また日本産業廃棄物処理振興センターでは96年から感染性廃棄物処理に使われる収集・運搬容器に関して、正しい処理ができる容器であることを認定する制度を始めている。02年12月現在、プラ容器として天昇電気工業(ミッペール)、出光プラスチック(メディペール)、アサヒプリテック(ディスポーザルBOX)、岐阜プラスチック(リスペール)、コダマ樹脂工業(メディカルボックス)、紙容器として日下工業(メルコンクリーン)、新潟紙器工業(セラカプセル)の容器が登録されている。
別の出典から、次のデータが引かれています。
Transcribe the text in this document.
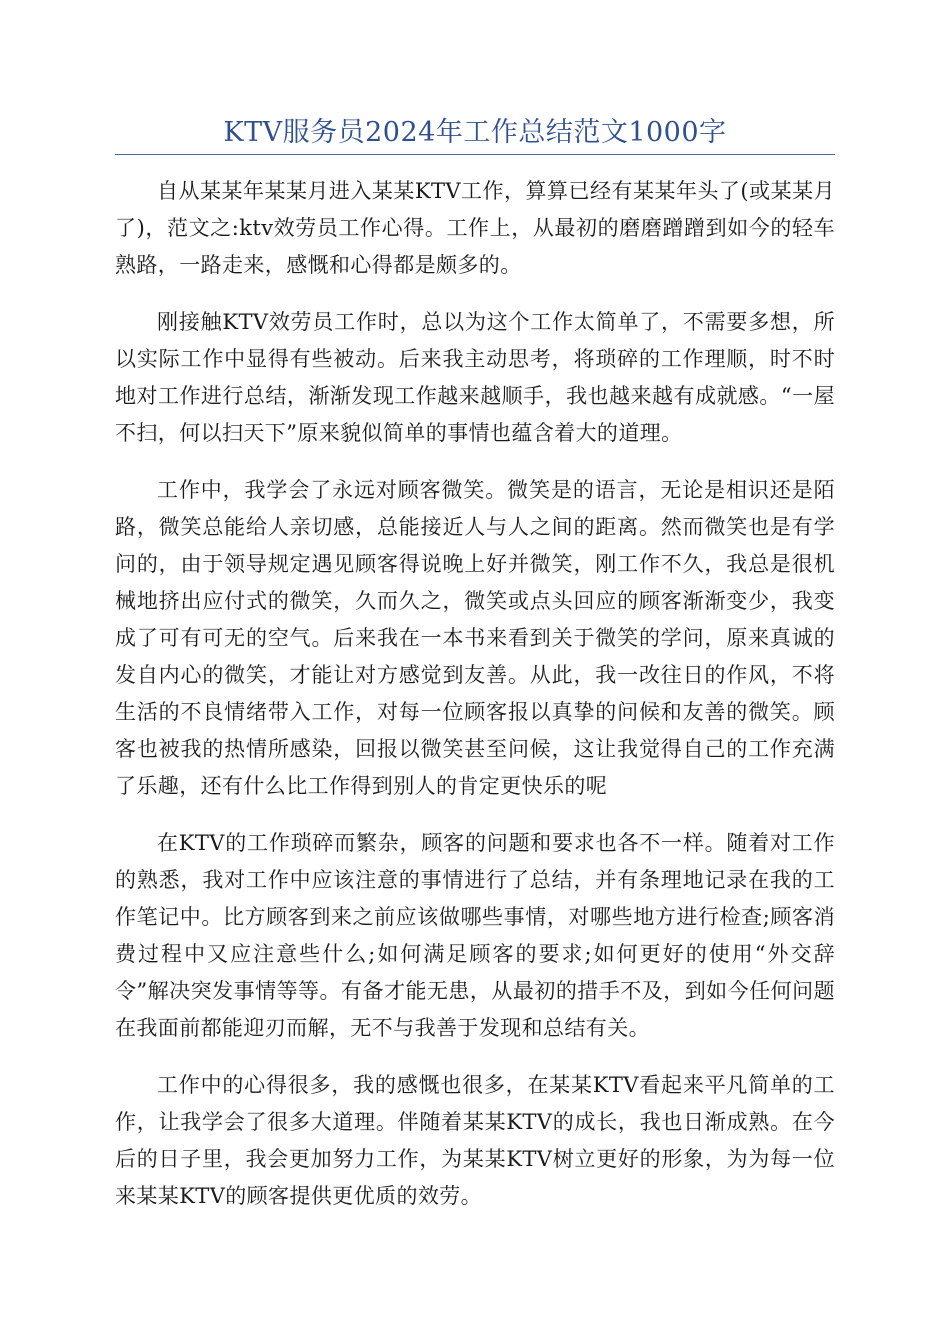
KTV服务员2024年工作总结范文1000字

自从某某年某某月进入某某KTV工作，算算已经有某某年头了(或某某月了)，范文之:ktv效劳员工作心得。工作上，从最初的磨磨蹭蹭到如今的轻车熟路，一路走来，感慨和心得都是颇多的。

刚接触KTV效劳员工作时，总以为这个工作太简单了，不需要多想，所以实际工作中显得有些被动。后来我主动思考，将琐碎的工作理顺，时不时地对工作进行总结，渐渐发现工作越来越顺手，我也越来越有成就感。“一屋不扫，何以扫天下”原来貌似简单的事情也蕴含着大的道理。

工作中，我学会了永远对顾客微笑。微笑是的语言，无论是相识还是陌路，微笑总能给人亲切感，总能接近人与人之间的距离。然而微笑也是有学问的，由于领导规定遇见顾客得说晚上好并微笑，刚工作不久，我总是很机械地挤出应付式的微笑，久而久之，微笑或点头回应的顾客渐渐变少，我变成了可有可无的空气。后来我在一本书来看到关于微笑的学问，原来真诚的发自内心的微笑，才能让对方感觉到友善。从此，我一改往日的作风，不将生活的不良情绪带入工作，对每一位顾客报以真挚的问候和友善的微笑。顾客也被我的热情所感染，回报以微笑甚至问候，这让我觉得自己的工作充满了乐趣，还有什么比工作得到别人的肯定更快乐的呢

在KTV的工作琐碎而繁杂，顾客的问题和要求也各不一样。随着对工作的熟悉，我对工作中应该注意的事情进行了总结，并有条理地记录在我的工作笔记中。比方顾客到来之前应该做哪些事情，对哪些地方进行检查;顾客消费过程中又应注意些什么;如何满足顾客的要求;如何更好的使用“外交辞令”解决突发事情等等。有备才能无患，从最初的措手不及，到如今任何问题在我面前都能迎刃而解，无不与我善于发现和总结有关。

工作中的心得很多，我的感慨也很多，在某某KTV看起来平凡简单的工作，让我学会了很多大道理。伴随着某某KTV的成长，我也日渐成熟。在今后的日子里，我会更加努力工作，为某某KTV树立更好的形象，为为每一位来某某KTV的顾客提供更优质的效劳。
プラ製20リットル容器で約3000円と若干高額なため、まだ本格普及には至っていないが、適正処理には欠かせない消耗品であり、各社とも徐々に導入が増えているという。富士システムパックグループでは「ミッペール会」を発足し、全国の
関係処理業者50社を中心に情報交換を兼ねた勉強会を開催しているほか、出光グループでは医療廃棄物情報誌「メディまる」を発刊するなど普及に向けた動きを加速している。
焼却に代わる新たな処理技術
適正な処理価格に落ち着けば、処理費用だけで450億円程度が見込まれる。それに伴い中間処理事業のほか、処理装置や運搬・回収容器などでも事業展望が開けてくる。高齢化が進んでいることで老人保健施設や老人ホーム、在宅医療など一般家庭からの排出も増加しており、市場規模はさらに拡大が予想される。
中間処理事業では、麻生鉱山(福岡県)が02年1月から北九州市エコタウンで、医療廃棄物再生工場「エコノベイト響」による試験操業を開始している。敷地面積8500平方メートルに破砕機・高周波加熱滅菌装置、選別機、固形燃料製造機、成型機などを備え、処理能力は1日当たり24トン。契約した医療機関から年間5000トンを超える医療廃棄物を回収し、破砕・滅菌した後、素材ごとに選別する。マテリアルリサイクルできるプラスチックは工場内で収集容器に再生し、契約先の病院で利用する。その他の素材は工場内で固形燃料にして麻生グループのセメント工場で利用。鉄やガラス分も、セメント原料として利用している。